Not because they hate the US, or fear its government’s reckless profligate ways. Moreover, it has nothing to do with inflation except for the correlation between Treasury or US$ asset selling (at least diminished buying) and the deflationary reserve currency (eurodollar) condition driving it.

The Asian Financial Crisis, getting back to ’97 and ’98, came to a head around September and October of the latter year; LTCM and all that, another angle/dimension very much in the thick of it, which posterity records in all the wrong ways. Notice above the change in overall foreign behavior; less buying, on net, of US$ assets particularly Treasuries in the months (after May ’98) leading up to the big crisis finish with net outright selling (and LTCM).

Dollar shortage then overseas UST sales. These things go together as they have from the beginning (1963 was not the earliest example).

The converse is also true: between October 1998 and August 2007, not a single month of net selling (and only the one, September 2001, in terms of private transactions), instead only surging, insane levels of overall buying. It was so massive it forced Ben Bernanke to absurdly claim this was some global savings glut (a half-baked idea which, obviously, didn’t stand up to any honest scrutiny, but the guy had to try to come up with some theory that wouldn’t completely overturn the mainstream monetary worldview).

An actual and verifiable flood of (euro)dollars, to borrow a recent phrase.

On the far-right side of those two charts above, you’ve probably already noticed May 2021, the latest updated monthly TIC data. Flood of digital dollars, an overabundance of cash, these both allegedly explaining the Fed’s reverse repo use as well as, we’re repeatedly told, the general monetary condition of the dollar world. And yet, TIC says huge net selling two months ago (as, you may recall, deflationary global bond yields immediately thereafter picked up pace).

Not only would that correspond with our 1963 review, it does also among the better monthly examples of the post-2008 climate of repeated dollar shortages:

These are the kinds of declines in TIC associated with months like December and June 2018, October 2015, November 2008, and August 2007. Were foreigners of all kinds selling US Treasuries, principally, two months ago because they thought Biden’s government was being reckless? Or because they believed US inflation was about to go insane (like the mainstream interpretation of the CPI’s are saying)?

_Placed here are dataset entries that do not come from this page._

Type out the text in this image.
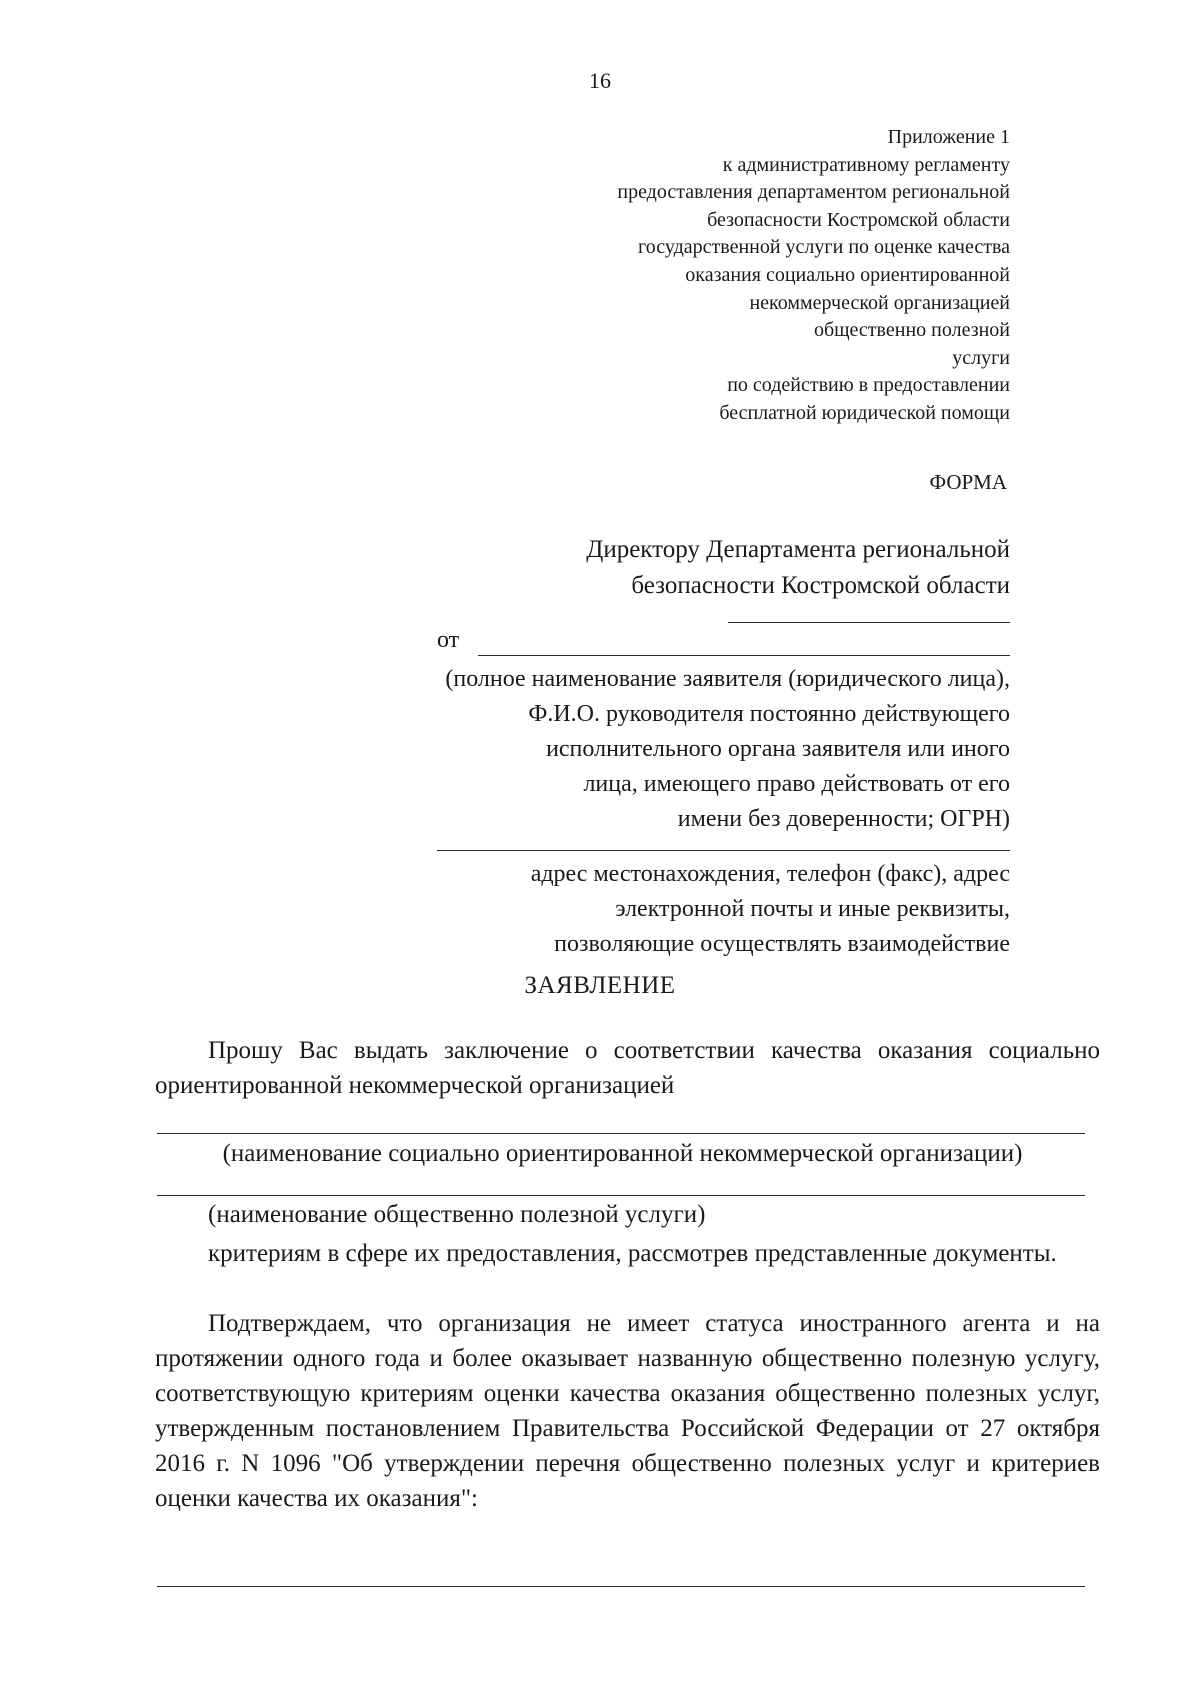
16
Приложение 1
к административному регламенту
предоставления департаментом региональной
безопасности Костромской области
государственной услуги по оценке качества
оказания социально ориентированной
некоммерческой организацией
общественно полезной
услуги
по содействию в предоставлении
бесплатной юридической помощи
ФОРМА
Директору Департамента региональной
безопасности Костромской области
от
(полное наименование заявителя (юридического лица),
Ф.И.О. руководителя постоянно действующего
исполнительного органа заявителя или иного
лица, имеющего право действовать от его
имени без доверенности; ОГРН)
адрес местонахождения, телефон (факс), адрес
электронной почты и иные реквизиты,
позволяющие осуществлять взаимодействие
ЗАЯВЛЕНИЕ
Прошу Вас выдать заключение о соответствии качества оказания социально ориентированной некоммерческой организацией
(наименование социально ориентированной некоммерческой организации)
(наименование общественно полезной услуги)
критериям в сфере их предоставления, рассмотрев представленные документы.
Подтверждаем, что организация не имеет статуса иностранного агента и на протяжении одного года и более оказывает названную общественно полезную услугу, соответствующую критериям оценки качества оказания общественно полезных услуг, утвержденным постановлением Правительства Российской Федерации от 27 октября 2016 г. N 1096 "Об утверждении перечня общественно полезных услуг и критериев оценки качества их оказания":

We know – without a single doubt – the answer to those questions. History has shown them to us repeatedly, consistently, concisely. Foreign selling of US assets is a specific warning, a more forceful one especially to this degree (it was a net -$40.3 billion in May).

There is evidently “something” wrong, deflationary wrong, dollar shortage wrong, in the global monetary system that would produce this in foreign behavior during May. If it was an isolated case, fine. But, as we’ve been writing about since, say, late February’s Fedwire, the data and the market moves keep piling up on the side of shortage.

An overabundance, even flood of bank reserves? Sure. That just doesn’t mean what it is supposed to mean.

Foreigners dumping Treasuries, on the other hand, still very much does. It’s just not what the mainstream has been led to believe which has always been contrary to six long decades of incontrovertible proof the public has never been shown. But it’s all right here, publicly available to anyone who doesn’t blindly swallow the Fed-as-God stuff. 

The data may be a couple months behind, still in our quest to identify and gauge the potential for dollar problems and the warnings about that deflationary potential, yes, this TIC headline for May 2021 is definitely a similar warning and a significant one.

It does not indicate that crisis is right around the corner, rather it is yet another strong piece of evidence which strongly suggests the world is and has been heading down the wrong path.